Por Dirce Waltrick do Amarante*
Na sociedade da pequena Santana do Livralenço, a high society não iria se curvar a um vírus qualquer, principalmente a um vírus comunista e chinês. Ele que fosse para Cuba ou Venezuela. O Brasil não era o seu lugar.
Para a elite local, não bastasse o vírus, o cúmulo era ter que receber ordens de um biólogo de quinta, negro e ainda por cima africano – “Da Etiópia!”, diziam alguns –, o mundo estava realmente de pernas pro ar, não existia mais respeito. Para os mais instruídos e analistas políticos, o etíope certamente agia por ressentimento e ódio aos brancos, por isso queria vê-los trancados em casa.

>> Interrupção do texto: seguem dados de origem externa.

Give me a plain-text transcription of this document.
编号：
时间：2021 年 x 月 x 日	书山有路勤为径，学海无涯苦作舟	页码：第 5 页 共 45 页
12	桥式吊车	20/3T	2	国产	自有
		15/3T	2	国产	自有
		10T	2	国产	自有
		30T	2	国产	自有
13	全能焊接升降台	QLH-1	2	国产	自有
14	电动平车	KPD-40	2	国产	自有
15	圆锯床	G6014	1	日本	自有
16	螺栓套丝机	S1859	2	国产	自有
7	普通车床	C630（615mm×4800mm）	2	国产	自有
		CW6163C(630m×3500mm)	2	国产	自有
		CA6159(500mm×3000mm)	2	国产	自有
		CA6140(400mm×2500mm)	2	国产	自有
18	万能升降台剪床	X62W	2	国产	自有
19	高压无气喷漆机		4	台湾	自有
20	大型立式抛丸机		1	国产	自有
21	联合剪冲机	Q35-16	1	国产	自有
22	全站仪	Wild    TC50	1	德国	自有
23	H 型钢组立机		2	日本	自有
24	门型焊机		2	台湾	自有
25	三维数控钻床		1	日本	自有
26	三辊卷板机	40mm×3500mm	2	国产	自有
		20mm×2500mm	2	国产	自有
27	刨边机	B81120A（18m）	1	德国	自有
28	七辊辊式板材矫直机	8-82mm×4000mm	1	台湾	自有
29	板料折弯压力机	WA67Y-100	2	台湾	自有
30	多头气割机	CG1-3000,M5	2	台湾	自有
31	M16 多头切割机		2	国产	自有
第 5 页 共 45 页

As damas, em mensagens de WhatsApp, alertavam para um fato terrível: “Logo vamos ser dominados pelos negros”, e prosseguiam: “Essa é a ideia por trás da ‘inseminação’ do vírus, não ouviu o ministro?”. E, depois de algumas figurinhas com a bandeira do Brasil, outra dama completava a ideia das amigas: “Negros e comunistas!”.
Foi então que decidiram organizar um chá beneficente em apoio à causa branca e empresarial. Foi uma festa linda! Mas elas próprias não compareceram, mandaram os serviçais no seu lugar, os quais depois de uma semana foram entubados.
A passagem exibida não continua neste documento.